Not all bacteriophages have such simple genomes as M13, e.g. the genome of lambda is approximately 49kbp & that of phage T4 about 160kbp double-stranded DNA. These latter two bacteriophages also illustrate another common feature of linear virus genomes - the importance of the sequences present at the ends of the genome:
In the case of lambda, the substrate which is packaged into the phage heads during assembly consists of long concatemers of phage DNA which are produced during the later stages of vegetative replication. The DNA is 'reeled in' by the phage head & when a complete genome has been incorporated, cleaved at a specific sequence by a phage-encoded endonuclease. This enzymes leaves a 12bp 5' overhang on the end of each of the cleaved strands, known as the cos site. Hydrogen bond formation between these 'sticky ends' can result in the formation of a circular molecule. In a newly infected cell, the gaps on either side of the cos site are closed by DNA ligase & it is this circular DNA which is undergoes vegetative replication or integration into the bacterial chromosome.
Bacteriophage T4 illustrates another molecular feature of certain linear virus genomes, terminal redundancy. Replication of the T4 genome also produces long concatemers of DNA. These are cleaved by a specific endonuclease, but unlike the lamda genome, the lengths of DNA incorporated into the particle are somewhat longer than a complete genome length. Therefore, some genes are repeated at each end of the genome, & the DNA packaged into the phage particles contains reiterated information.

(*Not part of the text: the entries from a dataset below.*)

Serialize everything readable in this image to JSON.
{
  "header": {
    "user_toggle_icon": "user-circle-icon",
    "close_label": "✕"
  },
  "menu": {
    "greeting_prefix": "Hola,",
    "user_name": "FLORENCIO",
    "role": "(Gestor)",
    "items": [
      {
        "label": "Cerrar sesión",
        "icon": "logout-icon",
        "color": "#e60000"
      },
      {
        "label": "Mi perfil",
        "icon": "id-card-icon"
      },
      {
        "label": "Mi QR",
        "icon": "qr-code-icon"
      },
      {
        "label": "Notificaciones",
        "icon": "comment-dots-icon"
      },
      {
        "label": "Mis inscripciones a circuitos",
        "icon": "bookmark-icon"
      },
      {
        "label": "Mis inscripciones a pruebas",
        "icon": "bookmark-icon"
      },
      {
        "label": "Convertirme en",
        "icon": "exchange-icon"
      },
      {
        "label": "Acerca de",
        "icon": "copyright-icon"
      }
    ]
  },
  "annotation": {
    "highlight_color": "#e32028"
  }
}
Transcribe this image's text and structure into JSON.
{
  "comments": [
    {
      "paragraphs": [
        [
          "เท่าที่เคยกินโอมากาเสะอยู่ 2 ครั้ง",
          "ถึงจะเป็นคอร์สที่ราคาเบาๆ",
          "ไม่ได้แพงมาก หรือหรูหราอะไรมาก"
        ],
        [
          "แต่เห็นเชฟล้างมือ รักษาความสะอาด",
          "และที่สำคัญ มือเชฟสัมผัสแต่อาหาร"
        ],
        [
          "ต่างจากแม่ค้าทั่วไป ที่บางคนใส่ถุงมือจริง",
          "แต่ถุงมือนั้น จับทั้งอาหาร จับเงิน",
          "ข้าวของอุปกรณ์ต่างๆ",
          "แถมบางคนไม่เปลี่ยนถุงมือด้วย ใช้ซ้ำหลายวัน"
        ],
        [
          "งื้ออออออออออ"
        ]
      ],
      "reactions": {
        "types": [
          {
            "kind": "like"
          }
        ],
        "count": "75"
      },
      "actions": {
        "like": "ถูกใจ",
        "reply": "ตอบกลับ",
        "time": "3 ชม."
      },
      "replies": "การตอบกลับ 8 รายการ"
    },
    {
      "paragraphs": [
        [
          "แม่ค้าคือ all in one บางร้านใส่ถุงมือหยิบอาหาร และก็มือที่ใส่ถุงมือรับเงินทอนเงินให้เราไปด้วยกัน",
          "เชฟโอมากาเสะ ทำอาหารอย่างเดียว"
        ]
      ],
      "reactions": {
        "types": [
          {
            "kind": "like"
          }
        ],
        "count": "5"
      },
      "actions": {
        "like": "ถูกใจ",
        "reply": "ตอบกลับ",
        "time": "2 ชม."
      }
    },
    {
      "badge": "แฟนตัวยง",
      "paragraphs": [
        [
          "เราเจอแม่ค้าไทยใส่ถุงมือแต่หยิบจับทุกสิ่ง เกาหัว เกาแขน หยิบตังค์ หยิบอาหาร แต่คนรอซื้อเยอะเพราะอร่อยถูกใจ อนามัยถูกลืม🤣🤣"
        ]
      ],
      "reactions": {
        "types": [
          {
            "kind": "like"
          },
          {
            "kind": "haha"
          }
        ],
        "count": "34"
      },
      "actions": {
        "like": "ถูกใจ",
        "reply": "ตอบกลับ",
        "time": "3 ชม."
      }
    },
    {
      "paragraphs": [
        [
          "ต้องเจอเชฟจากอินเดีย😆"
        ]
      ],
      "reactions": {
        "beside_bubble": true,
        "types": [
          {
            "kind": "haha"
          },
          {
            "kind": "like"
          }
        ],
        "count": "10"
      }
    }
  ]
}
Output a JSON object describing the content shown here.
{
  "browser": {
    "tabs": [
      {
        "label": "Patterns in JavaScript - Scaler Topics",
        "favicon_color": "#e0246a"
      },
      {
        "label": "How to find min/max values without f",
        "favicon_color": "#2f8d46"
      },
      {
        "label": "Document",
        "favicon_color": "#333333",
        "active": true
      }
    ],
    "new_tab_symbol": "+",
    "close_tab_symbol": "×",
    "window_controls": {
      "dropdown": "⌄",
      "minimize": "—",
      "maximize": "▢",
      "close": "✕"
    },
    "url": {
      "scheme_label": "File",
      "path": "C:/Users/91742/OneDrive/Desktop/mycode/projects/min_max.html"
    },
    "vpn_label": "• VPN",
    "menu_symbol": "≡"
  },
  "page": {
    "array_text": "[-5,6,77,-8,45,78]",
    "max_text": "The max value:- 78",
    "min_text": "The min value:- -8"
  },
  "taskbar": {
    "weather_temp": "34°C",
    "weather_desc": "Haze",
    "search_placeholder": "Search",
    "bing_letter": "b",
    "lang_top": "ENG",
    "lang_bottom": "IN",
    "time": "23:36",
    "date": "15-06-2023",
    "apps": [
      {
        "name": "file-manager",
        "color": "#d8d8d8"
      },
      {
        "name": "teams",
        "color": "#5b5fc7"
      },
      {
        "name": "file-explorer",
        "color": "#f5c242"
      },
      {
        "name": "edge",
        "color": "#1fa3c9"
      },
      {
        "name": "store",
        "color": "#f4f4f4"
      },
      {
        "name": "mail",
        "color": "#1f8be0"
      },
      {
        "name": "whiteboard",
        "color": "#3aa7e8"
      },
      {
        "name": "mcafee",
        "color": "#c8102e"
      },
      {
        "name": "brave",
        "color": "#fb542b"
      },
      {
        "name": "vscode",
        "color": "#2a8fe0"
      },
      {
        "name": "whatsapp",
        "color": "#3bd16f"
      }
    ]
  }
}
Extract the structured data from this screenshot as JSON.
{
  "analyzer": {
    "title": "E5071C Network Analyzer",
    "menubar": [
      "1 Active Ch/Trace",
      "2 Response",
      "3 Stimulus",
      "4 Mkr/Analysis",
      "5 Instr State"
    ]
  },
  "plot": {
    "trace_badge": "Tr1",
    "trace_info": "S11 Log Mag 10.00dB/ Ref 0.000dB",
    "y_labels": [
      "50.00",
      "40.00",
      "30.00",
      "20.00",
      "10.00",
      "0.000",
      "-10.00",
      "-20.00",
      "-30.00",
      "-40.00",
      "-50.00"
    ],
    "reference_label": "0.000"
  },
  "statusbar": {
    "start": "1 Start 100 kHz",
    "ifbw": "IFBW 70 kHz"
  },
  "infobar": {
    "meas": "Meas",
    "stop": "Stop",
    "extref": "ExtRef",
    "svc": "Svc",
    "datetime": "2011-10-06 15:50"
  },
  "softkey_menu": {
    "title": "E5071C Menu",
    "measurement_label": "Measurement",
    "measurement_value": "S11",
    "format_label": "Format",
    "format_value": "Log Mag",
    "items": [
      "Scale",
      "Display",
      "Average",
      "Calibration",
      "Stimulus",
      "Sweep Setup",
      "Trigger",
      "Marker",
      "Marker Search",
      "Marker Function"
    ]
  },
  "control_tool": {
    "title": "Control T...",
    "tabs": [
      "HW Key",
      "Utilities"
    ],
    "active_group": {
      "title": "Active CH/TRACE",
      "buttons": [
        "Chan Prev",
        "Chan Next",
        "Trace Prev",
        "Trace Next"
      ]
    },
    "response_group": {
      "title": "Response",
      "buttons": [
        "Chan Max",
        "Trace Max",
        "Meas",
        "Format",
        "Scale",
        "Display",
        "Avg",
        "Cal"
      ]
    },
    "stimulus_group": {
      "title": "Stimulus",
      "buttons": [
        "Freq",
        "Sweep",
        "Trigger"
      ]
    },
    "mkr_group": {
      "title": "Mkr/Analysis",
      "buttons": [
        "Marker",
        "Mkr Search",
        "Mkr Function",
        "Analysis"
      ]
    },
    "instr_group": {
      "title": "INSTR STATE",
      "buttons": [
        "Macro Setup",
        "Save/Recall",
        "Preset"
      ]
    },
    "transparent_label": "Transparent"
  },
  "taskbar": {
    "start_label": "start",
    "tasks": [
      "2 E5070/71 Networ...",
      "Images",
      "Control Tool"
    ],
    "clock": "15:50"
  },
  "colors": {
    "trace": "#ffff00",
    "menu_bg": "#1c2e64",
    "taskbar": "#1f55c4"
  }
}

As further examples of small DNA genomes, consider those of two families of animal viruses, the parvoviruses & polyomaviruses:
|
Parvovirus genomes are:
|
These are very small genomes, & even the replication-competent parvoviruses contain only two genes, rep, which encodes proteins involved in transcription & cap, which encodes the coat proteins. The ends of the genome have palindromic sequences of about 115nt, which form 'hairpins'. These structures are essential for the initiation of genome replication, once again emphasising the importance of the sequences at the ends of the genome.
The genomes of polyomaviruses consist of double-stranded, circular DNA molecules, approximately 5kbp in size:
The entire nucleotide sequence of all the viruses in the family is known & the architecture of the polyomavirus genome (i.e. number & arrangement of genes & function of the regulatory signals & systems) has been studied in great detail at a molecular level. Within the particles, the virus DNA is associated with four cellular histones. The genomic organization of these viruses has evolved to pack maximal information (6 genes) into minimal space (5kbp). This has been achieved by the use of both strands of the genome DNA & overlapping genes.